Is Africa in the right businesses?
What is the coffee business? What is the football business? What is the athletics business? What is the flowers business?
For us in Africa, the answers to those questions are very simple indeed. The coffee business is BEANS. The football business is PLAYERS. The athletics business is RUNNERS. The flowers business is GREENHOUSES.
In all of those lines of business, we are part of a global supply chain. In all of them, we remain stuck at the primary production end. We provide the raw material, at a low price (and remain under pressure to make it ever lower). Other people do the sophisticated stuff: they handle the logistics; they build wholesale and retail operations; they manage the final consumer; they nurture brands. And they make all the money.
Let’s look at coffee in more detail. Have you met a rich coffee farmer lately? No, I didn’t think so. That’s because a coffee farmer violates the first law of market power: what is scarce, commands power in the market. Think back to your first economics lesson in school: the entire world economy runs on the fact of scarcity. And those who know how to build scarcity and benefit from it reap the rewards. The rest sit in the heaving crowd waiting for international rescue schemes.
Back to coffee. Why are coffee farmers poor? Is coffee not a valuable product? Actually, it is one of the five most heavily traded commodities in the world. Most producers are in tropical and sub-tropical regions; most consumers, however, live in Europe, America and the Far East. Each cup of coffee therefore represents a global chain of activities, linking connoisseurs, cafe owners, dock workers, clearing agents, warehousers and peasants. We are the peasants in that chain.
There are more than 50 coffee producing countries in the world. Most of those countries contribute a tiny proportion of world output; yet that output might be a large part of their own exports. And there are 25 million coffee farmers around the world, all sending plenty of beans into the system, and mostly living on the edge of poverty. The more they produce, the more the price they receive falls. What they sell is not scarce; it is widespread and easily produced.
Is life just as rough further down the value chain? Not quite. We start to observe some scarcity emerging. Four large coffee processors – Kraft, Nestle, Proctor & Gamble and Sara Lee – control this part of the industry. They buy close to half of the world’s coffee beans every year. They each have coffee brands worth US$ 1 billion or more in sales. They have profit margins of up to 25 per cent – very high compared to other food products.
Business is generally quite good in this part of the line – if you can get in. And as you get further down the chain, scarcity becomes a feature. Once upon a time there were many little coffee shops serving millions of customers. Then some of them got wise and learnt about scarcity: companies like Starbucks built global retail operations and a powerful brand; in other words, Starbucks built scarcity, and now owns more than 13,000 cafes in forty countries. For Starbucks, the sun rarely sets: it charges four or five dollars or more per cup sold. The actual cost of the beans in that cup is actually a few pennies.
In Africa, however, we are content to be in the coffee beans business.
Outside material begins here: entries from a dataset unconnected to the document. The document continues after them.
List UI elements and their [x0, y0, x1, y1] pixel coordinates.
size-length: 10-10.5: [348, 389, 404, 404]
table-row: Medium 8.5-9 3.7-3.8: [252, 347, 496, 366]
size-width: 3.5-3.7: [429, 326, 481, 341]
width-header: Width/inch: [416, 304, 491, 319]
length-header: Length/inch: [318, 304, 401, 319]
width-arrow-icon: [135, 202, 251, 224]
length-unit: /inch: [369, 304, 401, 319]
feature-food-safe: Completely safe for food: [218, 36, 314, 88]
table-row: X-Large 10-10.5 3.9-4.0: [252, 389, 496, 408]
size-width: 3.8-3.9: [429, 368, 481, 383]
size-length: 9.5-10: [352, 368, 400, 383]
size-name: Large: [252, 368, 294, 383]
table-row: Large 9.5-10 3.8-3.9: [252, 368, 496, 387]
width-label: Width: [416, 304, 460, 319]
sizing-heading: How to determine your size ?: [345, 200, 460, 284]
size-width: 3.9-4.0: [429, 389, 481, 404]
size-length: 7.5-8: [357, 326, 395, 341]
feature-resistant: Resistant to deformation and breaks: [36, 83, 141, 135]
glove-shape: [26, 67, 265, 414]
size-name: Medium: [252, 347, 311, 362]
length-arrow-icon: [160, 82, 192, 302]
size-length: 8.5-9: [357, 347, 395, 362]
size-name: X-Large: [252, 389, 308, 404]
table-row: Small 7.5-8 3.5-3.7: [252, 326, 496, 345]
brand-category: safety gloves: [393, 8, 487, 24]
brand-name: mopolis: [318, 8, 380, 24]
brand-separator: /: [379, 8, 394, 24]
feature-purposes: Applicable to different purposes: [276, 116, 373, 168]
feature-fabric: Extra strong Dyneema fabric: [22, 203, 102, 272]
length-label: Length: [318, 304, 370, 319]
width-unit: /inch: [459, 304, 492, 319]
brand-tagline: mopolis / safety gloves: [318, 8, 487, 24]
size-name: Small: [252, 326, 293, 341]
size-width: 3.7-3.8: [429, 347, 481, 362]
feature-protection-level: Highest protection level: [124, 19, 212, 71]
And we make a habit of complaining about the exploitation we suffer at the hands of these demons. Let’s stop whining. The savvy guys in coffee have understood scarcity; we have not. The smart operators have understood that you can build different skills, design unique business models and develop powerful brands that allow you to become distinctive and get away from the crowd. We ARE the crowd, and it keeps growing.
Shall we talk football, the world’s most popular sport, supported by maniacs who will pay any price to watch it (this author included)? It is a humungous money-making machine for those who control the scarcity: the top clubs, agents, merchandisers and television companies. Africa’s role in this money-fest is to provide many of the players. The individual players might make small fortunes; our economies get next to nothing for the talent they produce.
You get the picture. We can either complain about the exploitation, or we can realise there are bigger arenas to play in. But those arenas require sophisticated skills, more than just picking up a jembe or kicking a ball around. Until we learn the skill-sets that underpin advanced business models, we will be playing in the poor man’s stadium.
Those are the logistical skills of designing complex supply chains; and the psychological skills of building brands that that command high prices. The skills are known, and they are available to all those who care to open up their minds a little. You can make other people queue up to play in your playground, by your rules. Just think about it.